Anti-Horse Racing Campaigners Criticise ‘Contradictory’ Equine Flu Ban

“The industry chooses to race-on after horses are killed on racecourses”.
Anti-horse racing campaigners have criticised the equine flu ban as ‘contradictory’.
Anti-horse racing campaigners have criticised the equine flu ban as ‘contradictory’.

The cancellation of horse racing fixtures following the discovery of equine flu has been branded “contradictory” by animal rights campaigners.

The British Horseracing Authority (BHA), which regulates the sport, confirmed on Thursday that all UK events would be called off until Wednesday 13 February at the earliest after influenza was discovered in an unnamed racing yard.

But campaigners told HuffPost UK the decision showed “some contradiction… when it comes to equine welfare issues”.

“Whilst equine flu is rarely life threatening, but sees racing cancelled, the industry chooses to race-on after horses are killed on specific racecourses,” a spokesperson for the Animal Aid organisation said.

They added: “When the news broke there was an official statement from the BHA on the influenza concerns, yet, no mention of two horses who were killed racing on Wednesday.

“One victim, a horse called Herecomestheboom, broke a hind leg at Ludlow, where the flu outbreak was picked-up; the other victim, Beehaar, who was just three years old, died at Kempton Racecourse.”

Horse racing has drawn criticism for the level of horse deaths in the sport.

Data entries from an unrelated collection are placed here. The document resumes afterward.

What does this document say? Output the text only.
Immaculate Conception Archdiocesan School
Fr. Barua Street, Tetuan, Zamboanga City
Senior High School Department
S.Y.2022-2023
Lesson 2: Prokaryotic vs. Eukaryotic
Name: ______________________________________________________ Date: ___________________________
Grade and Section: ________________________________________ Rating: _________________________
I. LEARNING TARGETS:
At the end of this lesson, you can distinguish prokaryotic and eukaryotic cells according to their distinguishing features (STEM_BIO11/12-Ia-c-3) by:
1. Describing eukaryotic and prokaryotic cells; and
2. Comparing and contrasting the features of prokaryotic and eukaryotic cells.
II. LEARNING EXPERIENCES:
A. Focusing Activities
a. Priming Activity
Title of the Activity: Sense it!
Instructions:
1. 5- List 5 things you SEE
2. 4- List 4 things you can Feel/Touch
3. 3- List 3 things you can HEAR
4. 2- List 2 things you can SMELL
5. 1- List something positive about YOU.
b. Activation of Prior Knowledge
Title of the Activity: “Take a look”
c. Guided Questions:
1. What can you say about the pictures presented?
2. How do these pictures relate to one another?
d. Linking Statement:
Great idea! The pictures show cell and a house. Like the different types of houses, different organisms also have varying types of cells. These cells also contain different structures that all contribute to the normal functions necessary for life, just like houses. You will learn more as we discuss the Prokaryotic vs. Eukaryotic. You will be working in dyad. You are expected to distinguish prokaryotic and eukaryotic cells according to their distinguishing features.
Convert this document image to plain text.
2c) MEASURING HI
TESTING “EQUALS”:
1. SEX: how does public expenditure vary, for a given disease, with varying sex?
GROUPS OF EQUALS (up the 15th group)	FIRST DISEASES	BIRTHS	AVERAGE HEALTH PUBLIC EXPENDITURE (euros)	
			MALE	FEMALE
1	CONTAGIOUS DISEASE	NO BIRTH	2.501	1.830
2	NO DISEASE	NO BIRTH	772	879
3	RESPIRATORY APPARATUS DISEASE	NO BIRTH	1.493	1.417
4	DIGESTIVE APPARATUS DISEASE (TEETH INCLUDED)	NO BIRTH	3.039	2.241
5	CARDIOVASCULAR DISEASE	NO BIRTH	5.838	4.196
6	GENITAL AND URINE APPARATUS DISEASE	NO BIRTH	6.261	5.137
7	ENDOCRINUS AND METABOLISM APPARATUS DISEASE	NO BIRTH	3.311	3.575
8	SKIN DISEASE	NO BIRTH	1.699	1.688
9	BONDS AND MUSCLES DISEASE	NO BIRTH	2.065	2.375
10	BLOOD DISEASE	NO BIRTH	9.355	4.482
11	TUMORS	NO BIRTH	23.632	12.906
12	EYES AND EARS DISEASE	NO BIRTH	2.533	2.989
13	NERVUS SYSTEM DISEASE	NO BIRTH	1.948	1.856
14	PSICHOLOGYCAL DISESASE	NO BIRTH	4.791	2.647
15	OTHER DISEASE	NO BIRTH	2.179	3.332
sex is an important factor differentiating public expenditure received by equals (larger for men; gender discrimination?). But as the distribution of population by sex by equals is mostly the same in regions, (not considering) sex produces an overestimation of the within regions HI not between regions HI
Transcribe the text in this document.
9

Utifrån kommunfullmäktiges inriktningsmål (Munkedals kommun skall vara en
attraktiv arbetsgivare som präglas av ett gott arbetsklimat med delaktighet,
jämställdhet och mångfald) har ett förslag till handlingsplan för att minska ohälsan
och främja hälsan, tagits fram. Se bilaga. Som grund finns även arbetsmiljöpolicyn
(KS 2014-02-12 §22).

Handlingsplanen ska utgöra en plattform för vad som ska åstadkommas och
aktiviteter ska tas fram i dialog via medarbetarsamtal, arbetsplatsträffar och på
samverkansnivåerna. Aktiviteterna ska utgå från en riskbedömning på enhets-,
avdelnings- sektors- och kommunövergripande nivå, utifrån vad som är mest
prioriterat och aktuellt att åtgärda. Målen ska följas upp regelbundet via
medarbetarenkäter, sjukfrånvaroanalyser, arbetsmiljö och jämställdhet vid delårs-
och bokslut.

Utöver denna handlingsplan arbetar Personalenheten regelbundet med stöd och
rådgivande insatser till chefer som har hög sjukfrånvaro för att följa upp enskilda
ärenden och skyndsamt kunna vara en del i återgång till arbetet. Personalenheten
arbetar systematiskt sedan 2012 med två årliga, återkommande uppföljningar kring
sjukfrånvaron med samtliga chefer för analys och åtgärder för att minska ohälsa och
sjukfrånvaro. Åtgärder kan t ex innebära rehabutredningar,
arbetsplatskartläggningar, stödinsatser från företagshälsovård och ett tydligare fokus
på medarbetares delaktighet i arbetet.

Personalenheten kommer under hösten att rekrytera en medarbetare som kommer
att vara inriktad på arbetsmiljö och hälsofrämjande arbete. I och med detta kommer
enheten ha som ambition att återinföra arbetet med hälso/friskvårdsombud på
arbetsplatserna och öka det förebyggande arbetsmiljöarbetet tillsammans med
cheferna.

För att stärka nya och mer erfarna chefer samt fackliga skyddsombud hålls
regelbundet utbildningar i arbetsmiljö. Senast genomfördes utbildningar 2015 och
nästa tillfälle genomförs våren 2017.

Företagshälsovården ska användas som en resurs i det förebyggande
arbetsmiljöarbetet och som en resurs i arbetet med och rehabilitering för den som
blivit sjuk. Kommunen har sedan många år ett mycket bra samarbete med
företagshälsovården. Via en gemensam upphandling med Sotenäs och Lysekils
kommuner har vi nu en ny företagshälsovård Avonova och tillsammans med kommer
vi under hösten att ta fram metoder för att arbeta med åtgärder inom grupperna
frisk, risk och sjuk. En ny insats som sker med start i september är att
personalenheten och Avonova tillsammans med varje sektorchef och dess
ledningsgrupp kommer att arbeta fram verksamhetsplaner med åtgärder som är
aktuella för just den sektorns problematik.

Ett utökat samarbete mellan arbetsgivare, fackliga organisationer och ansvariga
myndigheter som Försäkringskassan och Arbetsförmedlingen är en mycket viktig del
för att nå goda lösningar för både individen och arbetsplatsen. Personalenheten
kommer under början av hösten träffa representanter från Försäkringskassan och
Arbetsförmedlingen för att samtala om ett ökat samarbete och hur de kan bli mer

A BHA report found that 167 horses died during races in 2017, with over a thousand fatalities in five years since 2012.

The BHA maintains the number of horse deaths remains low as a proportion of animals involved.

An earlier decision to suspend meets on Thursday affected races at Chelmsford and Doncaster.

The discovery of equine flu by the Animal Health Trust confirmed three positive tests from vaccinated horses in an active racing yard.

Equine influenza is a highly infectious disease of horses, mules and donkeys. Symptoms in non–immune animals include high fever, coughing and nasal discharge.

It is not yet known how long the current shutdown of racing may have to last, however there are echoes of the foot-and-mouth crises of 1967 and 2001.

On each occasion, the racing calendar was affected for two months – and in 2001, the Cheltenham Festival, held in March, was abandoned.